Заверения Набоковых, что они собираются возвратиться в Америку, не утихали; редакторам было предложено учесть в материалах для прессы, что их автор просто путешествует, а не живет в Европе. Одного репортера Вера даже просила пересмотреть интервью на этот счет. «Он не намерен навсегда оставаться в Европе и не хотел бы, чтоб у окружающих создалось такое впечатление», — писала она журналисту, высказываясь за двоих. Всю последующую жизнь их адрес так и продолжал считаться временным; «Монтрё-Палас» приобрел особое значение в истории «эмигрантской литературы». Адрес впечатлял, однако тем, кто из роскошных салонов нижнего этажа поднимался на шестой этаж, где жили Набоковы, скопление дверей в старом крыле представлялось чем-то сродни берлинским меблирашкам, разве что с видом на Женевское озеро. Казалось, супруги живут на чемоданах. Общее впечатление можно было представить так: как будто из оперного вида декораций фильма Висконти через пять лестничных маршей попадаешь в викторианскую атмосферу жилища Шерлока Холмса. Образ нарушался укладом жизни супругов Набоковых: в рабочие часы в этом роскошном отеле протекала та, по которой Владимир успел стосковаться с 1924 года, богемная жизнь, когда, кроме солнечного лучика на полу, склянки чернил и Веры, ему не надо было ничего иного.

Вера чаще, чем муж, поговаривала о приобретении дома, хотя — при редких поездках на осмотр, в частности небольшого швейцарского шато, — занималась этим мало.

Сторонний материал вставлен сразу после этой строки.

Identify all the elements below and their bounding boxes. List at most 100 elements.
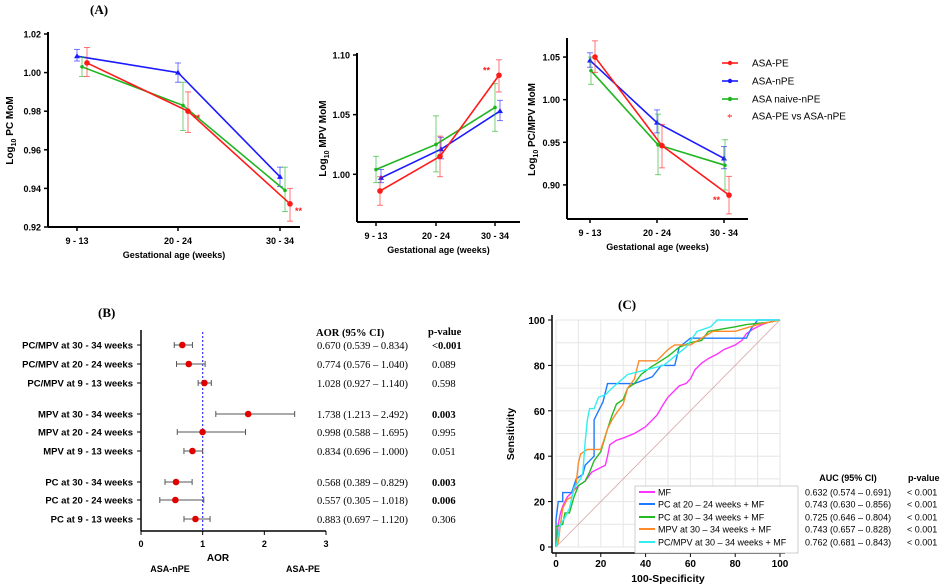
table-header: AUC (95% CI): [819, 473, 877, 483]
y-axis-label: Log10 MPV MoM: [318, 100, 331, 176]
x-axis-label: 100-Specificity: [631, 573, 705, 585]
row-label: PC at 30 - 34 weeks: [45, 478, 133, 489]
data-point: [659, 142, 665, 149]
series-asa-npe: [587, 52, 727, 170]
data-point: [589, 68, 593, 73]
p-value: <0.001: [432, 341, 462, 352]
y-tick-label: 0.98: [23, 107, 41, 117]
y-tick-label: 0.96: [23, 145, 41, 155]
data-point: [374, 167, 378, 172]
y-label-subscript: 10: [324, 150, 331, 158]
aor-ci-value: 0.774 (0.576 – 1.040): [317, 360, 408, 371]
p-value: 0.006: [432, 496, 456, 507]
asterisk-icon: *: [727, 112, 733, 124]
x-tick-label: 100: [772, 559, 789, 570]
x-tick-label: 20: [595, 559, 607, 570]
significance-marker: **: [713, 195, 721, 205]
x-tick-label: 30 - 34: [710, 228, 738, 238]
legend-item: MPV at 30 – 34 weeks + MF: [639, 525, 772, 535]
data-point: [283, 188, 287, 193]
x-axis-label: Gestational age (weeks): [387, 245, 490, 255]
legend-box: [634, 485, 799, 554]
favours-left-label: ASA-nPE: [150, 564, 190, 574]
aor-point: [172, 478, 180, 486]
x-tick-label: 30 - 34: [266, 236, 294, 246]
x-tick-label: 80: [730, 559, 742, 570]
p-value: < 0.001: [907, 525, 937, 535]
roc-chart: 0 20 40 60 80 100 0 20 40 60 80 100 100-Specificity S…: [505, 315, 940, 585]
series-asa-naive-npe: [373, 83, 498, 184]
aor-ci-value: 0.670 (0.539 – 0.834): [317, 341, 408, 352]
y-tick-label: 0: [539, 543, 545, 554]
forest-row: MPV at 9 - 13 weeks 0.834 (0.696 – 1.000)…: [43, 447, 455, 459]
auc-value: 0.762 (0.681 – 0.843): [805, 538, 891, 548]
data-point: [185, 108, 191, 114]
y-label-subscript: 10: [11, 138, 18, 146]
aor-point: [189, 447, 196, 455]
legend-marker: [727, 60, 733, 66]
x-tick-label: 0: [138, 539, 143, 549]
x-tick-label: 3: [323, 539, 328, 549]
legend-item: ASA naive-nPE: [722, 95, 821, 106]
forest-row: PC at 9 - 13 weeks 0.883 (0.697 – 1.120) 0…: [51, 515, 456, 527]
data-point: [74, 53, 80, 59]
panel-c-label: (C): [618, 297, 636, 312]
row-label: PC at 20 - 24 weeks: [45, 496, 133, 507]
y-tick-label: 0.92: [23, 223, 41, 233]
x-axis-label: AOR: [207, 553, 230, 564]
auc-value: 0.743 (0.657 – 0.828): [805, 525, 891, 535]
data-point: [726, 192, 732, 198]
y-tick-label: 1.02: [23, 30, 41, 40]
auc-value: 0.725 (0.646 – 0.804): [805, 513, 891, 523]
y-tick-label: 1.10: [332, 51, 350, 61]
aor-ci-value: 0.834 (0.696 – 1.000): [317, 447, 408, 458]
y-tick-label: 1.00: [23, 68, 41, 78]
y-axis-label: Log10 PC MoM: [5, 96, 18, 164]
row-label: PC at 9 - 13 weeks: [51, 515, 133, 526]
forest-row: PC/MPV at 9 - 13 weeks 1.028 (0.927 – 1.1…: [27, 379, 455, 391]
roc-curve: [555, 319, 780, 547]
aor-ci-value: 0.557 (0.305 – 1.018): [317, 496, 408, 507]
row-label: PC/MPV at 9 - 13 weeks: [27, 379, 133, 390]
aor-point: [244, 410, 252, 418]
x-axis-label: Gestational age (weeks): [606, 242, 709, 252]
data-point: [277, 173, 283, 179]
y-tick-label: 60: [534, 407, 546, 418]
aor-ci-value: 0.568 (0.389 – 0.829): [317, 478, 408, 489]
series-asa-npe: [74, 48, 283, 187]
series-asa-pe: [592, 40, 732, 215]
p-value: < 0.001: [907, 500, 937, 510]
y-tick-label: 1.05: [542, 53, 560, 63]
y-label-rest: PC/MPV MoM: [527, 83, 538, 150]
data-point: [496, 72, 502, 79]
legend: ASA-PE ASA-nPE ASA naive-nPE * ASA-PE vs ASA…: [722, 59, 846, 124]
data-point: [84, 60, 90, 66]
aor-point: [172, 496, 179, 504]
line-chart-3: 0.90 0.95 1.00 1.05 9 - 13 20 - 24 30 - 34Gest…: [527, 38, 846, 252]
data-point: [592, 54, 598, 60]
data-point: [377, 188, 383, 194]
x-tick-label: 20 - 24: [164, 236, 192, 246]
p-value: 0.306: [432, 515, 456, 526]
y-tick-label: 80: [534, 361, 546, 372]
line-chart-2: 1.00 1.05 1.10 9 - 13 20 - 24 30 - 34 Gestatio…: [318, 51, 520, 255]
data-point: [287, 201, 293, 207]
panel-a-label: (A): [90, 2, 108, 17]
p-value: 0.995: [432, 428, 456, 439]
favours-right-label: ASA-PE: [286, 564, 320, 574]
legend-label: MF: [658, 488, 671, 498]
x-axis-label: Gestational age (weeks): [123, 250, 226, 260]
y-label-rest: MPV MoM: [318, 100, 329, 150]
p-value: 0.003: [432, 410, 456, 421]
y-tick-label: 20: [534, 498, 546, 509]
x-tick-label: 20 - 24: [643, 228, 671, 238]
aor-point: [179, 341, 186, 349]
legend-label: ASA naive-nPE: [752, 95, 821, 106]
y-tick-label: 40: [534, 452, 546, 463]
legend-label: PC at 30 – 34 weeks + MF: [658, 513, 765, 523]
p-value: 0.003: [432, 478, 456, 489]
significance-marker: **: [193, 113, 201, 123]
x-tick-label: 20 - 24: [422, 231, 450, 241]
y-label-prefix: Log: [527, 158, 538, 176]
table-header: AOR (95% CI): [316, 328, 385, 339]
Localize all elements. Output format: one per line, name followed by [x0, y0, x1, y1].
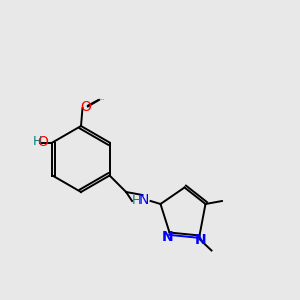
Text: N: N — [138, 194, 148, 207]
Text: O: O — [81, 100, 92, 113]
Text: H: H — [132, 194, 141, 207]
Text: N: N — [195, 233, 207, 247]
Text: methoxy: methoxy — [99, 99, 105, 100]
Text: N: N — [161, 230, 173, 244]
Text: O: O — [37, 135, 48, 148]
Text: H: H — [33, 135, 42, 148]
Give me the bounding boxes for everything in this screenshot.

В конце 1963 года Набоковы купили участок земли в тысячу квадратных метров и в сорока минутах езды от Монтрё; они намеревались здесь, в деревенской глуши, построить себе небольшое шале, но до этого дело не дошло. Но виллами они продолжали интересоваться — в Италии, на Ривьере, на Корсике. Уже в 1970 году Вера собиралась приобрести участок на юге Франции. Похоже, ей никак не удавалось подобрать что-то себе по душе и что было бы им по силам, не слишком маленькое и вместе с тем не слишком дорогое. Набоков — к списку его антипатий вполне можно было добавить хорошо известную всем авторам прижимистость издателей — продолжал поддразнивать работодателей пожеланием, что не прочь бы получить аванс в виде небольшой виллы на юге Испании. Вместе с тем жизнь в отеле имела свои преимущества, особенно для женщины, которой недосуг заниматься выбором обоев или ухаживать за садом. Как постоянно твердила Вере Анна Фейгина: к чему такая обуза, как дом, если работаешь по двадцать четыре часа в сутки?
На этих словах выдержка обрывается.